Dans les chaussures d’un autre - La psychothérapie: art de l’évidence

Bruno Bettelheim et Alvin Rosenfeld, Robert Laffont, 1995, 245 p.

Le dernier livre posthume de docteur B.

Au cours des six dernières années de sa vie, Bruno Bettelheim a animé aux côtés de son ami pédopsychiatre Alvin Rosenfeld, des séminaires ouverts aux psychothérapeutes jeunes ou inexpérimentés. Rendre compte de la richesse des échanges lors de ces sessions, n’était pas chose facile. Il fallut condenser et regrouper: les interlocuteurs des deux auteurs se sont transformés en personnages composites constitués à partir d’une quarantaine de professionnels. C’est ce dialogue qui est présenté ici, rédigé par Rosenfeld et revu par Bettelheim peu avant sa mort. D’aucuns considéreront cette parution posthume comme une sorte de testament. Et il est vrai qu’on retrouve bien dans cet ouvrage ce qui a constitué les fondements et la philosophie de la méthode et de l’enseignement de Bettelheim durant près de cinquante ans.

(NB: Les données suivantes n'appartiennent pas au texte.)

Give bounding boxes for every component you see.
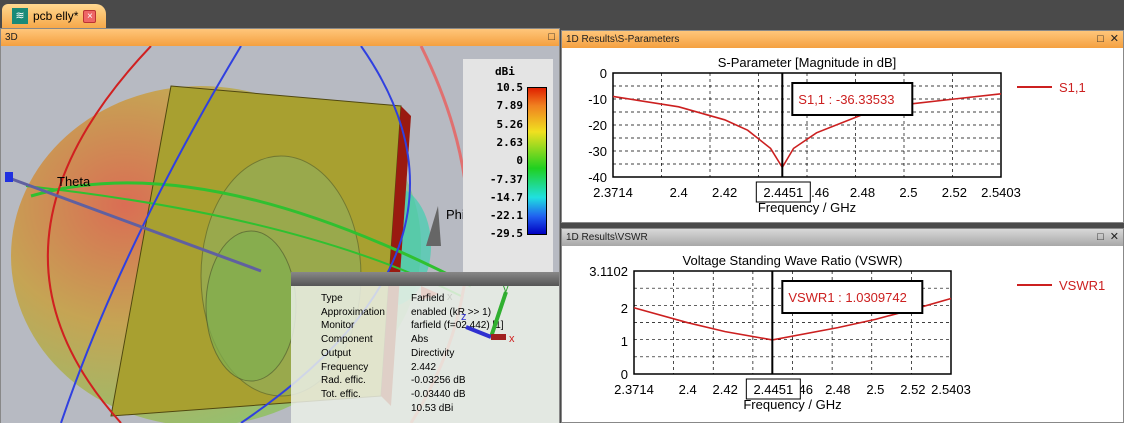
antenna-icon: ≋ bbox=[12, 8, 28, 24]
colorbar-tick: 2.63 bbox=[496, 135, 524, 149]
sparam-chart[interactable]: S-Parameter [Magnitude in dB] 0 -10 -20 -30 -… bbox=[562, 48, 1123, 222]
marker-label: VSWR1 : 1.0309742 bbox=[788, 290, 907, 305]
legend-label: VSWR1 bbox=[1059, 278, 1105, 293]
x-tick-label: 2.5 bbox=[899, 185, 917, 200]
marker-x-value: 2.4451 bbox=[763, 185, 803, 200]
info-key: Tot. effic. bbox=[321, 388, 361, 400]
info-key: Rad. effic. bbox=[321, 375, 366, 387]
x-axis-label-triad: x bbox=[509, 333, 515, 345]
marker-x-value: 2.4451 bbox=[753, 382, 793, 397]
y-tick-label: 0 bbox=[621, 367, 628, 382]
chart-title: S-Parameter [Magnitude in dB] bbox=[718, 55, 896, 70]
info-key bbox=[321, 402, 411, 416]
info-key: Component bbox=[321, 334, 373, 346]
x-tick-label: 2.3714 bbox=[614, 382, 654, 397]
x-tick-label: 2.42 bbox=[712, 185, 737, 200]
y-tick-label: 2 bbox=[621, 301, 628, 316]
chart-title: Voltage Standing Wave Ratio (VSWR) bbox=[683, 253, 903, 268]
y-tick-label: -30 bbox=[588, 144, 607, 159]
x-tick-label: 2.5 bbox=[866, 382, 884, 397]
colorbar-legend: dBi 10.5 7.89 5.26 2.63 0 -7.37 -14.7 -22.1 -29.… bbox=[463, 59, 553, 274]
x-tick-label: 2.5403 bbox=[931, 382, 971, 397]
x-tick-label: 2.5403 bbox=[981, 185, 1021, 200]
colorbar-tick: 5.26 bbox=[496, 117, 524, 131]
panel-title: 1D Results\S-Parameters bbox=[566, 34, 680, 45]
panel-sparameters: 1D Results\S-Parameters □ ✕ S-Parameter [… bbox=[561, 30, 1124, 223]
colorbar-tick: -22.1 bbox=[489, 209, 523, 223]
tab-title: pcb elly* bbox=[33, 9, 79, 23]
x-tick-label: 2.4 bbox=[670, 185, 688, 200]
info-key: Type bbox=[321, 293, 343, 304]
close-tab-icon[interactable]: × bbox=[83, 9, 97, 23]
marker-label: S1,1 : -36.33533 bbox=[798, 92, 894, 107]
y-tick-label: -40 bbox=[588, 170, 607, 185]
theta-label: Theta bbox=[57, 174, 91, 189]
info-row: 10.53 dBi bbox=[321, 402, 504, 416]
info-row: Frequency 2.442 bbox=[321, 361, 504, 375]
info-value: 2.442 bbox=[411, 361, 437, 373]
x-tick-label: 2.52 bbox=[900, 382, 925, 397]
colorbar-tick: 10.5 bbox=[496, 81, 524, 94]
y-tick-label: 1 bbox=[621, 334, 628, 349]
info-key: Approximation bbox=[321, 306, 385, 318]
info-value: 10.53 dBi bbox=[411, 402, 454, 414]
x-tick-label: 2.4 bbox=[679, 382, 697, 397]
axes-triad-icon: y z x bbox=[461, 283, 515, 345]
legend-label: S1,1 bbox=[1059, 80, 1086, 95]
colorbar-tick: -14.7 bbox=[489, 190, 523, 204]
x-tick-label: 2.48 bbox=[825, 382, 850, 397]
vswr-titlebar: 1D Results\VSWR □ ✕ bbox=[562, 229, 1123, 246]
colorbar-unit: dBi bbox=[495, 65, 515, 78]
panel-3d: 3D □ Theta Phi x dBi 10.57.895.262.630-7… bbox=[0, 28, 560, 423]
y-tick-label: -20 bbox=[588, 118, 607, 133]
info-row: Tot. effic. -0.03440 dB bbox=[321, 388, 504, 402]
vswr-chart[interactable]: Voltage Standing Wave Ratio (VSWR) 3.1102… bbox=[562, 246, 1123, 422]
farfield-info-box: Type Farfield Approximation enabled (kR >> … bbox=[291, 272, 559, 423]
colorbar-tick: -29.5 bbox=[489, 227, 523, 241]
panel-3d-titlebar: 3D □ bbox=[1, 29, 559, 46]
sparam-titlebar: 1D Results\S-Parameters □ ✕ bbox=[562, 31, 1123, 48]
panel-vswr: 1D Results\VSWR □ ✕ Voltage Standing Wave… bbox=[561, 228, 1124, 423]
info-key: Monitor bbox=[321, 320, 355, 332]
info-value: Directivity bbox=[411, 347, 455, 359]
colorbar-tick: 7.89 bbox=[496, 99, 524, 113]
maximize-button[interactable]: □ bbox=[1097, 229, 1104, 246]
colorbar-gradient bbox=[527, 87, 547, 235]
z-axis-label: z bbox=[461, 311, 467, 323]
close-button[interactable]: ✕ bbox=[1110, 229, 1119, 246]
info-key: Output bbox=[321, 347, 352, 359]
colorbar-tick: -7.37 bbox=[489, 172, 523, 186]
info-key: Frequency bbox=[321, 361, 369, 373]
x-tick-label: 2.52 bbox=[942, 185, 967, 200]
y-tick-label: 3.1102 bbox=[589, 264, 628, 279]
x-tick-label: 2.3714 bbox=[593, 185, 633, 200]
panel-title: 1D Results\VSWR bbox=[566, 232, 648, 243]
info-value: -0.03440 dB bbox=[411, 388, 466, 400]
close-button[interactable]: ✕ bbox=[1110, 31, 1119, 48]
info-row: Rad. effic. -0.03256 dB bbox=[321, 374, 504, 388]
info-value: -0.03256 dB bbox=[411, 375, 466, 387]
maximize-button[interactable]: □ bbox=[1097, 31, 1104, 48]
info-value: Farfield bbox=[411, 293, 445, 304]
x-tick-label: 2.42 bbox=[713, 382, 738, 397]
y-axis-label: y bbox=[503, 283, 509, 295]
colorbar-tick: 0 bbox=[516, 154, 523, 168]
document-tab[interactable]: ≋ pcb elly* × bbox=[2, 4, 106, 28]
panel-title: 3D bbox=[5, 32, 18, 43]
x-tick-label: 2.48 bbox=[850, 185, 875, 200]
info-value: Abs bbox=[411, 334, 429, 346]
maximize-button[interactable]: □ bbox=[548, 29, 555, 46]
y-tick-label: 0 bbox=[600, 66, 607, 81]
y-tick-label: -10 bbox=[588, 92, 607, 107]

Approcher le patient avec humilité: ce qui compte ce n’est pas tant de donner les bonnes réponses que de poser les bonnes questions. S’identifier à son vécu  et à son point-de-vue: l’empathie constitue la seule façon de rentrer en résonance avec lui.

Exprimer de la bienveillance et de l’affection comme meilleure façon d’agir face aux enfants éprouvés: cela ne signifie pas exiger d’eux une conduite exemplaire mais leur garantir un bien-être sans condition.

Découvrir les raisons qui se dissimulent derrière les actes des patients, aussi étranges qu’ils  paraissent: on ne pourra jamais commencer à comprendre le comportement d’un individu si on ne part pas de l’hypothèse qu’il existe des motifs ou des mobiles à ses attitudes. Car celui-ci ne veut pas qu’on tolère ses actes. Il veut qu’on y réagisse. Si on ne le fait pas, il cherchera à aller plus loin.

Au travers de situations concrètes qui lui sont apportées par les participants, Docteur B nous livre ici son expérience, sa pratique et sa compréhension de la vie intérieure des enfants et des adultes. L’acuité de son questionnement a pu être vécu difficilement parfois. Il s’en expliquait en se référant à la dureté du métier de psychothérapeute: celles et ceux  qui ne sont pas prêts à un minium de remise en cause dans l’introspection ne devraient pas alors hésiter à se reconvertir.

Retenons, parmi toutes ces réflexions, celle concernant la consultation des dossiers des enfants avant le premier contact. « Ce que vous apprenez a priori d’une personne va influencer les observations que vous allez faire comme vos réactions ». Vous chercherez alors inconsciemment à confirmer ce que vous avez appris et puis vous serez moins curieux d’essayer de découvrir par vous-même son fonctionnement mental explique Docteur B qui conseille alors de se faire sa propre idée avant de consulter quelque information qui soit.

Arriver à se mettre dans les chaussures d’un autre, tel aura été le leitmotiv d’un penseur à la flamme duquel se seront allumés bien des gens.